By Bryan Rich
May 1, 5:00 pm EST
As we discussed yesterday, the interest rate market has been signaling that the Fed made a mistake in December, when it hiked rates one last time, into a stock market that was in a steep decline.
In today’s post-Fed meeting press conference with the Fed Chairman, markets were expecting signals from Jay Powell that they might be looking to take that hike back, if the current subdued inflation levels persisted. But Powell was reluctant to give much of a leaning toward a cut. In fact, he said the risks that precipitated their “pause” on the rate path (China and European growth, Brexit risks, and trade negoations), have been largely improving. He’s right. He said the economy was solid. He’s right.
Still, stocks came off sharply into the close.
After today, you have to ask the question: Can stocks force the hand of the Fed, again? Remember, stocks fell 8% in just four trading days after the Fed’s December hike – penalizing a tone deaf Fed. In a market that was already down 9% on the month, the slide was exacerbated by the further Fed tightening.

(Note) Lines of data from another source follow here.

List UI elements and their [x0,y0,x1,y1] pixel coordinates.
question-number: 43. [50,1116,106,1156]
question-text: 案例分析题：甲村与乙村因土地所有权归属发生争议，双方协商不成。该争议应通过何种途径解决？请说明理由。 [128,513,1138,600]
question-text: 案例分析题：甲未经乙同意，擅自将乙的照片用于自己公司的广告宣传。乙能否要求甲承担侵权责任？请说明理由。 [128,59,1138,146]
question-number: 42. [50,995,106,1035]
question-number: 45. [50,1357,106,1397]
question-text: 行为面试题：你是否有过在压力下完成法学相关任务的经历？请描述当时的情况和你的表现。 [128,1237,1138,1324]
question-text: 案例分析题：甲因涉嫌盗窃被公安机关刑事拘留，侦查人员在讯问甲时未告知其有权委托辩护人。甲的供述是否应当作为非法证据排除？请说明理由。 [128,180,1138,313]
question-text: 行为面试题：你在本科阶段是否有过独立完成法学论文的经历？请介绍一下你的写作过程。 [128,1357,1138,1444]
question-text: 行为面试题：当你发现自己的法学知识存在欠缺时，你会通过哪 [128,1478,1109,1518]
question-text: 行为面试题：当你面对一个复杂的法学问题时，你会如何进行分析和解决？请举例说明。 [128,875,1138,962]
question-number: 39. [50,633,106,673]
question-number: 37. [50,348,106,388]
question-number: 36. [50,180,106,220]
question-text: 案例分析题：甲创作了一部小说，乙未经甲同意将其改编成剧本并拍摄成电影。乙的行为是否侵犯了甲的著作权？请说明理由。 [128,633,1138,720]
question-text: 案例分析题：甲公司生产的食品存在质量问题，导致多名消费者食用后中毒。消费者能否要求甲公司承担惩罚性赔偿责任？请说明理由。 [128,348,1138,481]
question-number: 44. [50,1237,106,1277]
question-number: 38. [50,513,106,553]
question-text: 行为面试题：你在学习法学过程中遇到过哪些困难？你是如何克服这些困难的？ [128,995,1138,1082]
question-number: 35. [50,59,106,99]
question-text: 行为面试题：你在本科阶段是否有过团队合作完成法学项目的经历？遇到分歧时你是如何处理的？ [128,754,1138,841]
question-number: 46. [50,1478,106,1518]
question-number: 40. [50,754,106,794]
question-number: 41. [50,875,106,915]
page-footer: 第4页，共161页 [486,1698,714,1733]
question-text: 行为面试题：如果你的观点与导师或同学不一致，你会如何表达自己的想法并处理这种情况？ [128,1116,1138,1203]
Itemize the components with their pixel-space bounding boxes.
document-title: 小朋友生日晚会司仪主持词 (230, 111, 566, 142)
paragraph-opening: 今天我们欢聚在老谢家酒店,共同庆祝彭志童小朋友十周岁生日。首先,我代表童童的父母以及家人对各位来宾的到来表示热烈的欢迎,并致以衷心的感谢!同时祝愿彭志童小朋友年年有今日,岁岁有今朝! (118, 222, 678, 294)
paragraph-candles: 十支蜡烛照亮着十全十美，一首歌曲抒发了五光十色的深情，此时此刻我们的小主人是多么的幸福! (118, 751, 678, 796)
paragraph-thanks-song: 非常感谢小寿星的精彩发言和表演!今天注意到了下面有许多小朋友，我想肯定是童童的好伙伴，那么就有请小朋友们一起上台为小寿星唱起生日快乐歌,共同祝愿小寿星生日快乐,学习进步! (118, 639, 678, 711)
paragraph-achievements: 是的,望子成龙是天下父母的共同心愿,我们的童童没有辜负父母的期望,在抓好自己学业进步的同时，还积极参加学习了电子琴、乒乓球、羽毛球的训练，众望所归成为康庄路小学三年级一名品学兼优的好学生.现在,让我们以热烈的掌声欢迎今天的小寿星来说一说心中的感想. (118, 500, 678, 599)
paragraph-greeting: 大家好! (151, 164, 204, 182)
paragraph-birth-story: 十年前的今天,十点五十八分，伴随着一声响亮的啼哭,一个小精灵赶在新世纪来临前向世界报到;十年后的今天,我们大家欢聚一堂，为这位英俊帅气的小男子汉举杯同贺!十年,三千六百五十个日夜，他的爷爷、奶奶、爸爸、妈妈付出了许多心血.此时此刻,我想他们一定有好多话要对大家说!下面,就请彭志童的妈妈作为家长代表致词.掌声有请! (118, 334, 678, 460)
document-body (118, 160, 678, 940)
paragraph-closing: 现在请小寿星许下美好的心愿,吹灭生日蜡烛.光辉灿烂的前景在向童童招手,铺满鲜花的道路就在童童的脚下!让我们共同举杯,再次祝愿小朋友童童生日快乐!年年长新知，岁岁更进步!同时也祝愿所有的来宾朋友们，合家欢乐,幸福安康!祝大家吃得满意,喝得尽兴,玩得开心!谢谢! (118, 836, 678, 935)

That stock fallout soon led to a response from the U.S. Treasury, as Mnuchin called out to major banks and the President’s Working Group on Financial Markets (which includes the Fed) to “assure normal market operations.” That put a bottom in stocks. And within days of that, the three most powerful central bankers of the past ten years (Bernanke, Yellen and Powell) were backtracking on the Fed’s rate path — signaling a pause. The Fed’s pivot has fueled a V-shaped recovery in stocks.
So, we’ve just come off of a four-month run in stocks that gave us a full recovery of the late 2018 losses — and a new record high in the S&P 500. That was the best four month gain since 2010. Now we enter May with this chart …
As you can see, with the decline this afternoon, the S&P 500 put in a key reversal signal — a bearish outside day. That’s tough to ignore, given that we’ve had a 16% gain in stocks to open the first four months of the year. This signal may be enough to stop the momentum, for now, as we wait for the word on a China deal — which is now said to ‘possibly’ come by next Friday.